Under the Knife: A History of Surgery in 28 Remarkable Operations
by Arnold van de Laar,
translated by Andy Brown.
St. Martin’s Press, 2018.
Hardcover, 357 pages, $30.

Reviewed by Karl C. Schaffenburg

In his entertaining and readable review of the history of surgery, Arnold van de Laar, a Dutch surgeon, focuses on the development of technique and technology, both as responses to the problems presented by disease and dysfunction, and to the increase in insight and knowledge into the body’s function and the pathology of disease. The book, representing a reworking of a series of essays published in a Dutch surgical journal, is enjoyable and informative (although not for those upset by the graphic description of human fleshiness and bodily corruption), but what makes the book notable is what it stands for in the history of the philosophy of science—a work that is necessarily more descriptive than meditative because it relies upon the unexamined assumption that prior thinking can be rejected out-of-hand as founded only in an irrational and uninformed worldview.

It is, of course, a truism that surgeons (“chirurgeons,” a title deriving from the Greek for “work by hand”) look upon humanity in ways different from how the person is seen by the practitioners of internal medicine, and at least until the eighteenth century physicians and surgeons were considered to occupy different guilds. Dr. van de Laar rehearses this point by making the distinction that physicians “cure” and surgeons “heal,” but having noted the distinction he proceeds to describe surgical developments in ways that at best leave unsaid the humanistic considerations of the human person that have until recently been emphasized as a common inheritance of the practice of medicine. The history of surgery as set forth in this book is more a history of technological understanding and development than a history of insights gained into the human condition through interventions “by hand.”

In the introduction, the author relates the story of the French military surgeon Ambroise Paré having to improvise on a battlefield in 1537, and of how this improvisation (which did not follow traditional teaching on the treatment of certain wounds) resulted in better results. From this story van de Laar’s thesis emerges: the combination of deductive reasoning and inductive learning must be combined in diagnosis and treatment in order for the medical practitioner to gain insight into the pathogenesis and pathology of the disease state presenting in the patient, and in order to effect a change for the better. Van de Laar entertains with numerous example of what problem presents in a given patient (with examples ranging from John F. Kennedy and Louis XIV to the humble), and how this problem must be first understood and managed before it can be eliminated or diminished. In his examples the author makes it clear that it was only because a brave surgeon was prepared to reject prior teaching that progress could follow.

Fair enough, but the author gives too short a shrift to the learning that is rejected. No rational person can legitimately question whether Aristotle, for example, was wrong in his scientific thinking. But to reject Aristotle’s Physics does not require rejection of his metaphysics. Modern thinkers certainly have, even if what used to be called “formal” or “final” causation have crept back into the thinking of those who argue for such things as “selfish genes.” The mind/body dualism of thinking after René Descartes, and the definition of knowledge as that which is useful for the control of nature, as described by Francis Bacon (what we would now call technology) are assumed, rather than discussed, in a book like Under the Knife. The premises of learning and progress are defined in technological terms and in terms of how greater control of particular body phenomena has been developed. In short, a patient begins to look like a collection of systems rather than like a person.

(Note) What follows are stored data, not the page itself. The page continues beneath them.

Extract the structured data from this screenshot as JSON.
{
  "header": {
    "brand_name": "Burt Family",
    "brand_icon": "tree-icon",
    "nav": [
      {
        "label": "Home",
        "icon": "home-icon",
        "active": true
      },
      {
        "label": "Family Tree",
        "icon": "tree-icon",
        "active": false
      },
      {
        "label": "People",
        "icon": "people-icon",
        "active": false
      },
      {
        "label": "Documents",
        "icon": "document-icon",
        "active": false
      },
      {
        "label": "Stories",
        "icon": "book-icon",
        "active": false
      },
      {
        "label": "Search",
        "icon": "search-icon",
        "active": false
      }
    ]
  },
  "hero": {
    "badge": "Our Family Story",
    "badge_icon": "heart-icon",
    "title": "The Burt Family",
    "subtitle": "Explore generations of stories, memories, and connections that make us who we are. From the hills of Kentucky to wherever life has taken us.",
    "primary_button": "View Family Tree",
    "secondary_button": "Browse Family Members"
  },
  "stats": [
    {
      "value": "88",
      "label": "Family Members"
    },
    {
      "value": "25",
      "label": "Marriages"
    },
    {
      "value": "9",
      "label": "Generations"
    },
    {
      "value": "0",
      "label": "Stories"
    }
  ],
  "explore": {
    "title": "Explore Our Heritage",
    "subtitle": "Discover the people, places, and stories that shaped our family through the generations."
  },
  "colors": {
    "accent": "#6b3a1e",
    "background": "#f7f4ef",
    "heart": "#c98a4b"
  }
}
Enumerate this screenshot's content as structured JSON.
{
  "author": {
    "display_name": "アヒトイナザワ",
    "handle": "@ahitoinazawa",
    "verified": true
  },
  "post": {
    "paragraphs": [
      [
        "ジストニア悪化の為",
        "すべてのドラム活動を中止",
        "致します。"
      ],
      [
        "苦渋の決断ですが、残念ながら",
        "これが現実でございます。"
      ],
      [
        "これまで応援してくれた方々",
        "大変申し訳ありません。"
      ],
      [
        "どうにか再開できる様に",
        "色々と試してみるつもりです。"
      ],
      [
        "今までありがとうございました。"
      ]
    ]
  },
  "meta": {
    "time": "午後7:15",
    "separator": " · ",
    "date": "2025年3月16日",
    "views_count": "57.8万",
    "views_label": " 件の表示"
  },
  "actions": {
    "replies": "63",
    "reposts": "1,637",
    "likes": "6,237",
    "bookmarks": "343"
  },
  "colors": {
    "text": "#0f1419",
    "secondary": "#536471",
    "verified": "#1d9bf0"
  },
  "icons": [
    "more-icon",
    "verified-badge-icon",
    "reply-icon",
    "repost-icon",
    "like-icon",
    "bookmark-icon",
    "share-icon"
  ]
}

There is a long tradition of medical writing that includes meditations upon the human state, and its mortality. Even as recently as the 1980s one could encounter well-received and publicized works by a pathologist (F. Gonzalez-Crussi, Notes of an Anatomist and Three Forms of Sudden Death) in which his purpose in describing disease was to illustrate what it means to be human, and the tradition of the humanistic physician in fiction is well-known (e.g. in Robertson Davies’s The Cunning Man). These works of nonfiction and fiction alike have charmed readers. Van de Laar does not charm; he informs. He informs well, and thoroughly, and usefully, but he does not charm. Is this “progress” in medical literature itself a rejection of old learning, and is it a rejection that is done without specifically engaging what might (must?) be kept from old learning?

Arnold van de Laar is obviously a knowledgeable and gifted surgeon. His writing is incisive in ways that reflect a surgical mindset. His book is entertaining while being useful. His book is, however, an example of a way of thinking quite popular in our day and age—one that assumes that because we have made progress in what we can do we need not examine the reasoning of those who came before us. Because they could do less, their thinking may be dismissed as at best unenlightened. But not all knowledge that has not been inductively established following the scientific method can be reduced to a mere placebo effect. To do so is to restrict what knowledge is and to reduce the patient to a problem to be solved.  

The Rev. Dr. Karl C. Schaffenburg is an Episcopal priest serving in Wisconsin, having previously worked in the pharmaceutical industry in Germany.